Overview

Overview of the Cytoskeleton

The cytoskeleton is a network of protein filaments present within the cell, having three distinct filaments ̶   microfilaments, microtubules, and intermediate filaments. Each has characteristic features that distinguish them, including the dynamics of their assembly and disassembly, mechanical properties, polarity, and the type of molecular motors associated with them. Earlier, they were thought to be present only in eukaryotic cells; however, their homologs were eventually found in prokaryotic cells. Studies on bacterial homologs of cytoskeletal proteins hypothesize that the cytoskeleton originated in bacteria and archaea.

Despite using the word 'skeleton,' the cytoskeleton is not a fixed structure. It is a dynamic and adaptive structure that participates in various cellular functions. These functions can broadly be categorized as i) Spatial organization of cellular content, ii) Connecting the cell to its external environment both physically and biochemically iii) Generation of coordinated forces that help in cell movement and change in cell shape. Although these filaments are organized into networks that resist deformation, they can undergo rapid reorganization in response to external signals or forces. 

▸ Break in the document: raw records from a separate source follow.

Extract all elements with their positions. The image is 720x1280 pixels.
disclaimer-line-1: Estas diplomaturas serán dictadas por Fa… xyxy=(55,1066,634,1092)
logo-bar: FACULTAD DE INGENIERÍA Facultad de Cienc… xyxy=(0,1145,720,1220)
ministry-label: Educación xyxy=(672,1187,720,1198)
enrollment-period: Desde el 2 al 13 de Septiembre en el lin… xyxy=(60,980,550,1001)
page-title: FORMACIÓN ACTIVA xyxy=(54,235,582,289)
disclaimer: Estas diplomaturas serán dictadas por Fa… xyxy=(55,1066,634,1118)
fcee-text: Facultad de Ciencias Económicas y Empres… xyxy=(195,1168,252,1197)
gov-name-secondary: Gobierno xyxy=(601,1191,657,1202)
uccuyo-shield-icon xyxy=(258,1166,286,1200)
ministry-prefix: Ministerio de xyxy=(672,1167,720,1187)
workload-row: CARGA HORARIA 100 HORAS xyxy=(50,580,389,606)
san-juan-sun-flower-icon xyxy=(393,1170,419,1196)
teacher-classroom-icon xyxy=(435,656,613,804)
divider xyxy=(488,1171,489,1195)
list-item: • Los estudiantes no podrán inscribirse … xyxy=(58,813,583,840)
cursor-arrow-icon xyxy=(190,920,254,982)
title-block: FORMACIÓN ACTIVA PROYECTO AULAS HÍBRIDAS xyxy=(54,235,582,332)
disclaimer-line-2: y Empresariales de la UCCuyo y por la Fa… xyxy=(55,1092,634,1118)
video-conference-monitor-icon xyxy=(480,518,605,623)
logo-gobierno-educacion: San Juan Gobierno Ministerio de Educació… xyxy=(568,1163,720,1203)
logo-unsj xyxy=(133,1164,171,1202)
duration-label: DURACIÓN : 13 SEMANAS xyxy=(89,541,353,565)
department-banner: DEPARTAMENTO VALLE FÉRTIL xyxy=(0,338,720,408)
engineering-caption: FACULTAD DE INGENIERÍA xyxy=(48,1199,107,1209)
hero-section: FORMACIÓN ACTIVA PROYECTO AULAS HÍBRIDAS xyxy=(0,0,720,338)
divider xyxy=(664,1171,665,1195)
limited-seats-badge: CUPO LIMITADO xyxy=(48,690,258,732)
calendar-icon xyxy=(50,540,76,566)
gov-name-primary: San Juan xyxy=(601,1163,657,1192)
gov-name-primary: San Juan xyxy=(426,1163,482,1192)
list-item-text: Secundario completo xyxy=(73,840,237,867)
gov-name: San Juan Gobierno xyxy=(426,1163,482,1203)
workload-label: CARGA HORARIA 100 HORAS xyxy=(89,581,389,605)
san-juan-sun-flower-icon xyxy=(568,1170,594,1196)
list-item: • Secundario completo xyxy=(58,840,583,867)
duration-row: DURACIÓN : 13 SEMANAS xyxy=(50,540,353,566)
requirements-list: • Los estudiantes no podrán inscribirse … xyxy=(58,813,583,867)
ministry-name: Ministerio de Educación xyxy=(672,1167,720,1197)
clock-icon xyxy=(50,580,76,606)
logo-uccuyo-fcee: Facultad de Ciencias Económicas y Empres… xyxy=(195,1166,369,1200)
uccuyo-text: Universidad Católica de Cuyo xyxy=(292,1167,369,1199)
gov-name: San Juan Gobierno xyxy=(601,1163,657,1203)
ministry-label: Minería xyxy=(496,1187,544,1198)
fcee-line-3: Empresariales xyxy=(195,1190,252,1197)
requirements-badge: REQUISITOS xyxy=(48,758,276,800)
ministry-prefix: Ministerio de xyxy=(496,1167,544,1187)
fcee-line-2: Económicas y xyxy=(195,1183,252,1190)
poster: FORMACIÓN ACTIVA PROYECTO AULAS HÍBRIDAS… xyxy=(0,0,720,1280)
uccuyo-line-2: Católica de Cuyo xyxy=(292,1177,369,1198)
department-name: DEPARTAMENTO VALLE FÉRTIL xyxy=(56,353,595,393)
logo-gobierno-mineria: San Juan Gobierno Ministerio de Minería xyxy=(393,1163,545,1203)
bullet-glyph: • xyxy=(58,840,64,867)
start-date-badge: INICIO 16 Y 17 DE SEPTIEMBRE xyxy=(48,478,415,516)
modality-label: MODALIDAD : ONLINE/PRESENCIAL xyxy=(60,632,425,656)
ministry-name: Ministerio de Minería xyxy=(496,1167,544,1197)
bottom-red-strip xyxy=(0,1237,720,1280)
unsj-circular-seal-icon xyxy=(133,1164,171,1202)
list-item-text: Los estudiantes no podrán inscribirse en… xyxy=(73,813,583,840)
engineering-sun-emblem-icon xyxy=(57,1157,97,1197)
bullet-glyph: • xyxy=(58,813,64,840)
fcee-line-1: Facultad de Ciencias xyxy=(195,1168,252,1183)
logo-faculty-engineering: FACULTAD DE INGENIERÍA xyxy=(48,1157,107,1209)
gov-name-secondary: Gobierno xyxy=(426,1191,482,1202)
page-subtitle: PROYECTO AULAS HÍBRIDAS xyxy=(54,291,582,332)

Microfilaments or filamentous actin (F-actin) are right-handed spiral filaments of globular actin (G-actin) monomers. These are polar filaments owing to the rate of polymerization at either end. These filaments steadily elongate to produce a strong sustained force required to carry out motility and cell shape changes. Microtubules are hollow cylindrical structures having thirteen protofilaments made up of alpha-beta-tubulin heterodimers. Microtubules are known to have the most complex assembly and disassembly dynamics. Unlike microfilaments, the microtubules rapidly switch between polymerization and depolymerization. The microtubule dynamics are regulated by a structure known as Microtubule Organizing Centres (MTOCs). The third component, intermediate filaments, are long fibrous proteins composed of multiple subunits formed through multistep processes. These filaments are generally static structures, their dynamics regulated through post-translational modifications like phosphorylation and dephosphorylation.

Procedure

The cytoskeleton is a network of protein filaments present in cells, responsible for the cell shape, its internal organization, and functional polarity required for various roles, such as cell movement and division.

The cytoskeleton is a dynamic structure and can undergo reorganization in less than a minute or remains stable for several hours.

The three types of filaments that make up the cytoskeleton are-- microfilaments, microtubules, and intermediate filaments. They are linked to each other and the plasma membrane with the help of accessory proteins.

Microfilaments are polymers of actin monomers. They are linked to each other and other cellular components through actin-binding proteins.

Microtubules are tubulin polymers that use microtubule-associated proteins to link to each other and other cellular elements. These filaments form mitotic spindles, responsible for segregation of chromosomes during cell division.

Intermediate filaments provide mechanical support to the cell and are made of various proteins that differ between different cell types. For example, the intermediate filaments of the epithelial cells are made of the protein keratin, whereas those of the peripheral neurons are made of peripherin.